Did you know?
Plant chemicals are called phytochemicals. Phytochemicals from food and herbs as well as chemicals from prescription, over-the-counter and recreational drugs can be transferred to baby via the breastmilk.
However…Breastmilk transfer of chemicals is very different than placental transfer during pregnancy.
In general, most chemicals do pass into mother’s milk but the dose is very small, usually about 1-2% of the maternal dose.
Some medications like bulk-forming laxatives and insulin are not transferred at all.
Furthermore, chemicals that enter the breastmilk may not have an effect on the baby.
According to world-renown researcher Thomas Hale, “Some drugs [including phytochemicals] may be broken down in the baby’s stomach acid before they can be absorbed, or they may be poorly absorbed into the baby’s bloodstream. If the drug is absorbed by the infant’s body, it may be broken down by the baby’s liver and not cause an effect.”
Factors to consider are: age and size of the baby; smaller babies are less able to eliminate chemicals from the system, exclusively breastfed infants receive higher doses of chemicals than those also eating solids, chemicals (drug or herbal) that are known to be safe for babies are also the safest choice for the breastfeeding mom; long-acting drugs/herbs are not as safe as short-acting chemicals.
The bottom line: You should be considerably more cautious about using herbs while you are breastfeeding a tiny, exclusively breast-fed infant, but you do not need to be nearly as cautious when breastfeeding a a fourteen month old who eats lots of solids and only nurses once or twice a day.
Safety of Medicinal Herbs while Lactating
It is my opinion, that reasonable amounts of almost all common medicinal herbs taken by the mother pose little risk to the breastfeeding infant. In general, many of the herbs contraindicated in pregnancy are quite safe for the lactating mom. Highly cathartic/purgative, strongly cardio-active and psychotropic herbs and herbs with known toxicity should be avoided. No responsible and educated practitioner would recommend such herbs to a lactating mother. Common sense dictates that self-medication with herbs of known toxicity should not attempted.

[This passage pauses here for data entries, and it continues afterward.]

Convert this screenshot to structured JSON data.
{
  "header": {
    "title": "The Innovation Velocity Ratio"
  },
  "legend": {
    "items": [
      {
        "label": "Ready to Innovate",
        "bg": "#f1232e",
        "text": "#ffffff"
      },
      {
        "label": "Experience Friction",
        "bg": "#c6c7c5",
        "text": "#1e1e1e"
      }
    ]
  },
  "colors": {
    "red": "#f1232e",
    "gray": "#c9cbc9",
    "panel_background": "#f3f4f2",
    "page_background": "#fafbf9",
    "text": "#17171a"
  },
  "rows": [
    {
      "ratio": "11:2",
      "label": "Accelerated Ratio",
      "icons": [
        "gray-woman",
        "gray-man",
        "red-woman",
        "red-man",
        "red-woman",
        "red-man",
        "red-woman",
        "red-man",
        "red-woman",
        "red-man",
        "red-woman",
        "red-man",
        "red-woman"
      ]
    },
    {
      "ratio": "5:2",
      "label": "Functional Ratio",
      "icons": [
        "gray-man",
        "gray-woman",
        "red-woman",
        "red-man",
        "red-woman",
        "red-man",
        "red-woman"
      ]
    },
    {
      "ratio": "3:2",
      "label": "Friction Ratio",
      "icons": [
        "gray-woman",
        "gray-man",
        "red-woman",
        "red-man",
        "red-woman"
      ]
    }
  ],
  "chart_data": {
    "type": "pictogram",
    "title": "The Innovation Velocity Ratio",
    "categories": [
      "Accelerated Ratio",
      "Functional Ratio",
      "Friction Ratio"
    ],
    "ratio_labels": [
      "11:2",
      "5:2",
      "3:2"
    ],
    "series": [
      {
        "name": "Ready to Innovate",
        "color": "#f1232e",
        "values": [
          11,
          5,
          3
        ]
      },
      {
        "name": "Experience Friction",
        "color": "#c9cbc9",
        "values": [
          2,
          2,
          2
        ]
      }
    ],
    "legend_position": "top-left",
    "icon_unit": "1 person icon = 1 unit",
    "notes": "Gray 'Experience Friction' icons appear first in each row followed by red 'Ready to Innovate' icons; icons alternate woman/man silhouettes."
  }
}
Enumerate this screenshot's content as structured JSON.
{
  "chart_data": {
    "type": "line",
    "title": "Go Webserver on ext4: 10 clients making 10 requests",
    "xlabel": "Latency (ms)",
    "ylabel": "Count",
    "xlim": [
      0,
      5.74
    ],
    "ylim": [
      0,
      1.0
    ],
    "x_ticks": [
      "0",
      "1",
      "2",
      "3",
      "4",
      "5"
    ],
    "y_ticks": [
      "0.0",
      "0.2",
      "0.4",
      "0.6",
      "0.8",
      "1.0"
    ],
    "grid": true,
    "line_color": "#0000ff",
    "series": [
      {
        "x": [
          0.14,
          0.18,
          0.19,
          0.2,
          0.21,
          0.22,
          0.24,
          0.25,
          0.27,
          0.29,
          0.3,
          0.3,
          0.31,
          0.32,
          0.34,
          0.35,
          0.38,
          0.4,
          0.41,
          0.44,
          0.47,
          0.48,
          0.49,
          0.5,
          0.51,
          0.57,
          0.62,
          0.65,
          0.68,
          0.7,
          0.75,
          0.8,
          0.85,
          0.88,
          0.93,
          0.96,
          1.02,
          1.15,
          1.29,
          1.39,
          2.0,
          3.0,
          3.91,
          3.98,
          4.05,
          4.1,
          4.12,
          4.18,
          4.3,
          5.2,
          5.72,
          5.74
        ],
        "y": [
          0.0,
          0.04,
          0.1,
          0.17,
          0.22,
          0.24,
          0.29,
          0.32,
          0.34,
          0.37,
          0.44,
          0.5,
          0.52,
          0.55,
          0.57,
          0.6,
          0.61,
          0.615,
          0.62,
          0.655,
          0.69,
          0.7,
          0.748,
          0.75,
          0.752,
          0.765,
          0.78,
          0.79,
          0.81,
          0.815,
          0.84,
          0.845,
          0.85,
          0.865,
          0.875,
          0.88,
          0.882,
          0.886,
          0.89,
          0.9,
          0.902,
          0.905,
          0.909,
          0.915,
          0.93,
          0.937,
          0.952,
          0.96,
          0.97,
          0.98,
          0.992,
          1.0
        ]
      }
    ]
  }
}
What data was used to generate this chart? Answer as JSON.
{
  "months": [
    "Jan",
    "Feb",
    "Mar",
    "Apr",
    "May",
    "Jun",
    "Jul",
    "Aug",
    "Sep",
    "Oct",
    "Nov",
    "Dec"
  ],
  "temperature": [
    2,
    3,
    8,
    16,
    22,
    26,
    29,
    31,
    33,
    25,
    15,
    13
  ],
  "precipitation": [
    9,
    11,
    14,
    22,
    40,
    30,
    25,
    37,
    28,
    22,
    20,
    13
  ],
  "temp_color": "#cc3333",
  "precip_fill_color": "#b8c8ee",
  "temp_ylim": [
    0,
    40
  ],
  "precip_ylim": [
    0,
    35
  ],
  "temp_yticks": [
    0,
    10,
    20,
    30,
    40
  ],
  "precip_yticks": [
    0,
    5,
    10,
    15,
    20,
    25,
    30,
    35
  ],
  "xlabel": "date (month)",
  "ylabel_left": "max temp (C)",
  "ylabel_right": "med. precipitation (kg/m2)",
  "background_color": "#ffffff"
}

The postpartum period is a time for rest, recuperation, deep nourishment and building. The postpartum period is not a time for rapid, intentional weight loss or intense cleansing, detox type regimens with diet or herbs. Sleep well, eat well, drink plenty of healthful beverages and use tonic type herbs or use judicious amounts of well-chosen medicinal herbs only when needed.
In general, there is a severe paucity of scientific data on herbs and even less on herbs and lactation. Much of research that is done on toxicity of medicinal herbs is riddled with problems. (This is a very hot topic in medicial herbalism). Dr. Thomas Hale’s website on Lactation Pharmacology (www.neonatal.tthsc.edu/lact/) does contain some information, mainly along the lines of “we don’t have any data on x, y, or z, herb, but if it’s non-toxic for mom, it poses little risk to the baby.”
Sources for this handout include La Leche League International’s Breastfeeding Answer Book (Third edition) and A Medication Guide for Breastfeeding Moms, by Thomas Hale.